Gramophone Signum CD Review

CD Review – ‘Love Live’s Beyond The Tomb’ 

The Gramophone, June 2020 

By Mark Pullinger

I’m ashamed to report that this is my first encounter with the music of Ian Venables and it immediately set me off to search out more. He is a very fine composer of songs, with a real feel for poetry, and can spin sympathetic vocal lines for his singers. This new Signum disc (there are two others) is evenly shared between two singers, the soprano Mary Bevan and the tenor Allan Clayton. Each has a set of songs or a cycle plus a joint work, Remember This, a setting of Andrew Motion’s poem written in memory of the Queen Mother. The six songs sung by Bevan represent something of a departure for Venables. Most of his works are for male voice (Andrew Kennedy and Roderick Williams feature on those other Signum discs), yet his writing for soprano is wonderfully accomplished, texts set as to remain intelligible and also allowing Bevan to float creamy top notes. ‘Love lives beyond the tomb’ is the highlight of this set, a wonderfully nostalgic piece composed for Lady Bliss in celebration of her 100th birthday and reflecting on her love for her husband, the composer Arthur Bliss. Venables’s setting of James Joyce’s ‘Chamber Music III’ is also notable, chiming midnight bells evoking the nocturnal scene.Clayton sings Through These Pale Cold Days, a cycle setting war poets from Wilfred Owen to Siegfried Sassoon. Here Venables adds a viola, which adds a certain plangency to the title-song, Isaac Rosenberg’s remarkable poem about his persecution within the ranks for being a Jew. Col legno strikes add further bitterness to Sassoon’s devastating poem ‘Suicide in the trenches’, where Clayton reaches heroic heights. The closing ‘If you forget’, a setting of Geoffrey Anketell Studdert Kennedy, is beautifully haunting, tenor soaring softly above simple piano chords. Graham J Lloyd’s playing is eloquently tender and he and the composer contribute very detailed booklet notes (some 12 pages!) giving the compositional background and much musical analysis.

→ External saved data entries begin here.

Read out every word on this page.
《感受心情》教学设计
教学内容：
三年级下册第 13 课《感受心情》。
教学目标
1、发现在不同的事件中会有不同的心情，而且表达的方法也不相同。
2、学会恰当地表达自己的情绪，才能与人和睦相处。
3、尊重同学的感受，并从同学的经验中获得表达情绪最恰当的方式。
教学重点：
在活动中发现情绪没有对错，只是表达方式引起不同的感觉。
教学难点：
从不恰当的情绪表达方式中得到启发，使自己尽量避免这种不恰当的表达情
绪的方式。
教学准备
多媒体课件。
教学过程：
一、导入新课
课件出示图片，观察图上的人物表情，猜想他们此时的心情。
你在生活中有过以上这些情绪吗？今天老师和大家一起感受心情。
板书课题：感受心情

Remember This is the most striking work on the disc, a 30-minute setting of Motion’s poem that is itself split into an aria-and-recitative structure which allows Venables to treat it as something of a cantata. It features a framing narrative recounting the Queen Mother’s death and lying-in-state through to her funeral, interleaved with reflections on some of the things special to her, including salmon spawning, trees and her love of horse racing. Venables writes for piano and string quartet here (the excellent Carducci Quartet), allowing for a thickening of textures. Apart from the horse racing episode, though, the songs are predominantly slow in pace, as they are on the rest of the disc, which means that listening to the whole 78 minutes in one go isn’t especially recommended. Much better to programme your listening to give each of the three sections your separate attention.